The Guardian ★★★★ _
The stage is empty, except for the oversized stool and the naked woman (Silvia Gallerano) who sits under harsh spotlights. There is nowhere to look but her, nothing to hear but her. And this woman demands to be watched. She demands to be listened to. She demands you pay attention: because she is going to be a star.
Written by Cristian Ceresoli, La Merda is a true steam of consciousness and Gallerano tears right through it. She shouts out in self-important rage, then softly whispers asides. She barrels through words and phrases, relentlessly driving forward in unstoppable energy, each of the three acts of this one-hour show. It builds in intensity until Gallerano is screaming into the microphone, our ear drums about to burst and then, suddenly: blackout and silence.
This woman is at once repulsive and sympathetic. She creates crass impersonations, she tells us how she manipulates people to get what she wants, how she is obsessed with fame above all else. She also details how, as a teenager, she was sexually assaulted and as an adult she was raped.

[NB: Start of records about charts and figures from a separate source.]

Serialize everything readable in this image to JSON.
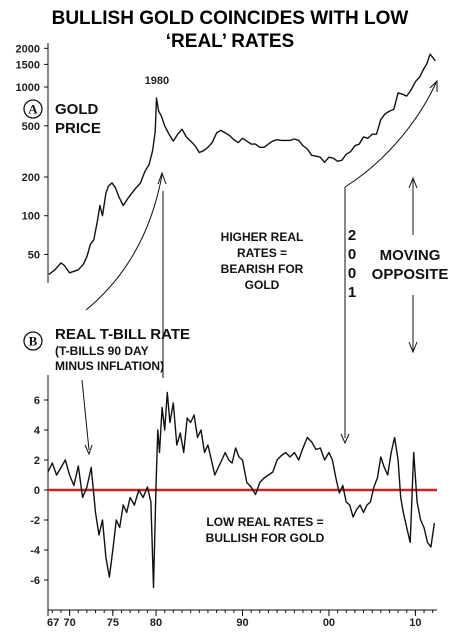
{
  "colors": {
    "line": "#111111",
    "zero_line": "#cc2222",
    "background": "#ffffff"
  },
  "chart_data": [
    {
      "panel": "A",
      "type": "line",
      "title_lines": [
        "BULLISH GOLD COINCIDES WITH LOW",
        "‘REAL’ RATES"
      ],
      "ylabel_lines": [
        "GOLD",
        "PRICE"
      ],
      "y_scale": "log",
      "ylim": [
        30,
        2200
      ],
      "xlim": [
        1967.5,
        2012.5
      ],
      "y_ticks": [
        {
          "value": 2000,
          "label": "2000"
        },
        {
          "value": 1500,
          "label": "1500"
        },
        {
          "value": 1000,
          "label": "1000"
        },
        {
          "value": 500,
          "label": "500"
        },
        {
          "value": 200,
          "label": "200"
        },
        {
          "value": 100,
          "label": "100"
        },
        {
          "value": 50,
          "label": "50"
        }
      ],
      "peak_label": {
        "x": 1980.1,
        "text": "1980"
      },
      "series": [
        {
          "x": [
            1967.6,
            1968.3,
            1969.0,
            1969.4,
            1970.0,
            1970.5,
            1971.0,
            1971.6,
            1972.0,
            1972.4,
            1972.8,
            1973.2,
            1973.5,
            1973.8,
            1974.2,
            1974.5,
            1974.9,
            1975.3,
            1975.7,
            1976.2,
            1976.7,
            1977.2,
            1977.7,
            1978.2,
            1978.7,
            1979.2,
            1979.6,
            1979.9,
            1980.05,
            1980.3,
            1980.6,
            1981.0,
            1981.5,
            1982.0,
            1982.5,
            1983.0,
            1983.5,
            1984.0,
            1984.5,
            1985.0,
            1985.5,
            1986.0,
            1986.5,
            1987.0,
            1987.5,
            1988.0,
            1988.5,
            1989.0,
            1989.5,
            1990.0,
            1990.5,
            1991.0,
            1991.5,
            1992.0,
            1992.5,
            1993.0,
            1993.5,
            1994.0,
            1994.5,
            1995.0,
            1995.5,
            1996.0,
            1996.5,
            1997.0,
            1997.5,
            1998.0,
            1998.5,
            1999.0,
            1999.5,
            2000.0,
            2000.5,
            2001.0,
            2001.5,
            2002.0,
            2002.5,
            2003.0,
            2003.5,
            2004.0,
            2004.5,
            2005.0,
            2005.5,
            2006.0,
            2006.5,
            2007.0,
            2007.5,
            2008.0,
            2008.5,
            2009.0,
            2009.5,
            2010.0,
            2010.5,
            2011.0,
            2011.3,
            2011.7,
            2012.0,
            2012.3
          ],
          "values": [
            35,
            38,
            43,
            41,
            36,
            37,
            38,
            42,
            48,
            60,
            65,
            90,
            120,
            100,
            150,
            170,
            180,
            165,
            140,
            120,
            135,
            150,
            165,
            180,
            220,
            250,
            320,
            450,
            820,
            650,
            600,
            500,
            430,
            380,
            430,
            470,
            410,
            380,
            350,
            310,
            320,
            340,
            370,
            440,
            460,
            440,
            420,
            390,
            370,
            400,
            380,
            360,
            360,
            340,
            340,
            360,
            380,
            390,
            385,
            385,
            385,
            395,
            385,
            350,
            330,
            295,
            290,
            285,
            260,
            285,
            280,
            265,
            270,
            300,
            315,
            350,
            360,
            410,
            400,
            430,
            430,
            560,
            620,
            650,
            670,
            900,
            880,
            850,
            950,
            1100,
            1200,
            1400,
            1500,
            1800,
            1700,
            1600
          ]
        }
      ]
    },
    {
      "panel": "B",
      "type": "line",
      "ylabel_lines": [
        "REAL T-BILL RATE",
        "(T-BILLS 90 DAY",
        "MINUS INFLATION)"
      ],
      "ylim": [
        -7,
        7
      ],
      "xlim": [
        1967.5,
        2012.5
      ],
      "y_ticks": [
        6,
        4,
        2,
        0,
        -2,
        -4,
        -6
      ],
      "x_ticks": [
        {
          "value": 1967,
          "label": "67"
        },
        {
          "value": 1970,
          "label": "70"
        },
        {
          "value": 1975,
          "label": "75"
        },
        {
          "value": 1980,
          "label": "80"
        },
        {
          "value": 1990,
          "label": "90"
        },
        {
          "value": 2000,
          "label": "00"
        },
        {
          "value": 2010,
          "label": "10"
        }
      ],
      "reference_line": {
        "y": 0
      },
      "series": [
        {
          "x": [
            1967.5,
            1968.0,
            1968.5,
            1969.0,
            1969.5,
            1970.0,
            1970.5,
            1971.0,
            1971.5,
            1972.0,
            1972.5,
            1973.0,
            1973.4,
            1973.8,
            1974.2,
            1974.6,
            1975.0,
            1975.4,
            1975.8,
            1976.2,
            1976.6,
            1977.0,
            1977.5,
            1978.0,
            1978.5,
            1979.0,
            1979.4,
            1979.7,
            1980.0,
            1980.2,
            1980.4,
            1980.7,
            1981.0,
            1981.3,
            1981.6,
            1982.0,
            1982.4,
            1982.8,
            1983.2,
            1983.6,
            1984.0,
            1984.4,
            1984.8,
            1985.2,
            1985.6,
            1986.0,
            1986.4,
            1986.8,
            1987.2,
            1987.6,
            1988.0,
            1988.4,
            1988.8,
            1989.2,
            1989.6,
            1990.0,
            1990.5,
            1991.0,
            1991.5,
            1992.0,
            1992.5,
            1993.0,
            1993.5,
            1994.0,
            1994.5,
            1995.0,
            1995.5,
            1996.0,
            1996.5,
            1997.0,
            1997.5,
            1998.0,
            1998.5,
            1999.0,
            1999.5,
            2000.0,
            2000.4,
            2000.8,
            2001.2,
            2001.6,
            2002.0,
            2002.4,
            2002.8,
            2003.2,
            2003.6,
            2004.0,
            2004.4,
            2004.8,
            2005.2,
            2005.6,
            2006.0,
            2006.4,
            2006.8,
            2007.2,
            2007.6,
            2008.0,
            2008.3,
            2008.6,
            2009.0,
            2009.4,
            2009.8,
            2010.2,
            2010.6,
            2011.0,
            2011.4,
            2011.8,
            2012.2
          ],
          "values": [
            1.2,
            1.8,
            1.0,
            1.5,
            2.0,
            1.0,
            0.3,
            1.6,
            -0.5,
            0.2,
            1.5,
            -1.5,
            -3.0,
            -2.0,
            -4.5,
            -5.8,
            -4.0,
            -2.0,
            -2.5,
            -1.0,
            -1.5,
            -0.5,
            -1.0,
            0.0,
            -0.5,
            0.2,
            -0.8,
            -6.5,
            0.5,
            4.0,
            2.5,
            5.5,
            4.0,
            6.5,
            4.5,
            5.8,
            3.0,
            3.8,
            2.5,
            4.8,
            4.5,
            5.0,
            3.5,
            4.0,
            2.5,
            3.0,
            2.0,
            1.0,
            1.5,
            2.0,
            2.5,
            2.0,
            1.8,
            2.8,
            2.2,
            2.0,
            0.5,
            0.2,
            -0.3,
            0.5,
            0.8,
            1.0,
            1.2,
            2.0,
            2.3,
            2.5,
            2.2,
            2.5,
            2.0,
            2.8,
            3.5,
            3.2,
            2.7,
            2.8,
            2.0,
            2.5,
            2.0,
            0.8,
            -0.2,
            0.3,
            -0.8,
            -1.0,
            -1.8,
            -1.3,
            -1.0,
            -1.5,
            -1.0,
            -0.8,
            0.2,
            0.8,
            2.2,
            1.5,
            1.0,
            2.5,
            3.5,
            2.0,
            -0.5,
            -1.5,
            -2.5,
            -3.5,
            2.5,
            -0.8,
            -2.0,
            -2.5,
            -3.5,
            -3.8,
            -2.2
          ]
        }
      ]
    }
  ],
  "annotations": {
    "higher_real_rates": [
      "HIGHER REAL",
      "RATES =",
      "BEARISH FOR",
      "GOLD"
    ],
    "low_real_rates": [
      "LOW REAL RATES =",
      "BULLISH FOR GOLD"
    ],
    "moving_opposite": [
      "MOVING",
      "OPPOSITE"
    ],
    "year_2001_digits": [
      "2",
      "0",
      "0",
      "1"
    ],
    "panel_a_letter": "A",
    "panel_b_letter": "B"
  }
}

She is irreparably obsessed with her body, so disgusted by her thighs that she used to visited a woman who slathered them with yellow cream and electrodes for 40 minutes a week. Her beloved father committed suicide when she was 13, and she still obsesses over the incident.

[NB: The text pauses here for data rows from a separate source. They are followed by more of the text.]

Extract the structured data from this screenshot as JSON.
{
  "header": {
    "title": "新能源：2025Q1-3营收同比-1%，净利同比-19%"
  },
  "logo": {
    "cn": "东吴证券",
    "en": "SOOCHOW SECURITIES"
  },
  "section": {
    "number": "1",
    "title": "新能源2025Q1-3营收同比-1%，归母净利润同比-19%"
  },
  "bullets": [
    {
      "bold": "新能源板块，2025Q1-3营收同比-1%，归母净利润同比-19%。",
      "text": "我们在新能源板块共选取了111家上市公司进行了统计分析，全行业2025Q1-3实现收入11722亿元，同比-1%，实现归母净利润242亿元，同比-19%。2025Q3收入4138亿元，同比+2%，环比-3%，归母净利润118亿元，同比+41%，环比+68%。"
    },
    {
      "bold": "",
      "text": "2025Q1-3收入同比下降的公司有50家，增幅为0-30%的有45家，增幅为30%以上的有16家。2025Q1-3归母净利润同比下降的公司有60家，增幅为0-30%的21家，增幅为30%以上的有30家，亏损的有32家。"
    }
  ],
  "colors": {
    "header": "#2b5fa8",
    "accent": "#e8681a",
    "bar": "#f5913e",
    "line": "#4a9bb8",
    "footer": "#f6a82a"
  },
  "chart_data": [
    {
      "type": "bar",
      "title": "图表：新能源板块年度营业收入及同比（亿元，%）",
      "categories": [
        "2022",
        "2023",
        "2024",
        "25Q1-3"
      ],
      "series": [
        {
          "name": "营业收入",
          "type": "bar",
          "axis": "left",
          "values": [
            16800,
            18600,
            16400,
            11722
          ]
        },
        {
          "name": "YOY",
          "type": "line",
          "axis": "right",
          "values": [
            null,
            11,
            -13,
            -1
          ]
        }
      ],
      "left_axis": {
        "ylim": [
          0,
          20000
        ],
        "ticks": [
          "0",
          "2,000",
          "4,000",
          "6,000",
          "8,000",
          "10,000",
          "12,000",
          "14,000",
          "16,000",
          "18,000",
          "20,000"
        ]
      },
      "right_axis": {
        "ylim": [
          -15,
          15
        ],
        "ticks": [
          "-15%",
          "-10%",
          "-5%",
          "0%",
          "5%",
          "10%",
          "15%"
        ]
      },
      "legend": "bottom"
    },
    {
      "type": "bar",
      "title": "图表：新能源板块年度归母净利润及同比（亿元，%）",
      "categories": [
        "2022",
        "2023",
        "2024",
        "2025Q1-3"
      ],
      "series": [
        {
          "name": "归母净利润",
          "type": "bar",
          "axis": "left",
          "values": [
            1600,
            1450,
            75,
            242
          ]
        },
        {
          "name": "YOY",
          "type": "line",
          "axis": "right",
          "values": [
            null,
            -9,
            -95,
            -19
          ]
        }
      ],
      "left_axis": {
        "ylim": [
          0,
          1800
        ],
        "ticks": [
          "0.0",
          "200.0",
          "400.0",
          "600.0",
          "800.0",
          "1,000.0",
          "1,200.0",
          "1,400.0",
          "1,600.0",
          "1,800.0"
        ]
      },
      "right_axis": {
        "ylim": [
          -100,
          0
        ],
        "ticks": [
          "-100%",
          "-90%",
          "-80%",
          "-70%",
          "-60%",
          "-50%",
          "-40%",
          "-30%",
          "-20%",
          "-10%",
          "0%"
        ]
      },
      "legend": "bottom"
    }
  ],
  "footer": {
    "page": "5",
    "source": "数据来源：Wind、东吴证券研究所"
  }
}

As self-loathing as she is self-loving, constantly conflicted, trying to laugh away her pain. Unapologetically, she takes up space, angry at her life and at the politics of Italy, knowing she is destined for something bigger.
Gallerano sits naked, shamelessly demanding to be seen. But the focus is always on her face: often ferocious, frequently violent, sometimes contorting in laughter, but always utterly compelling.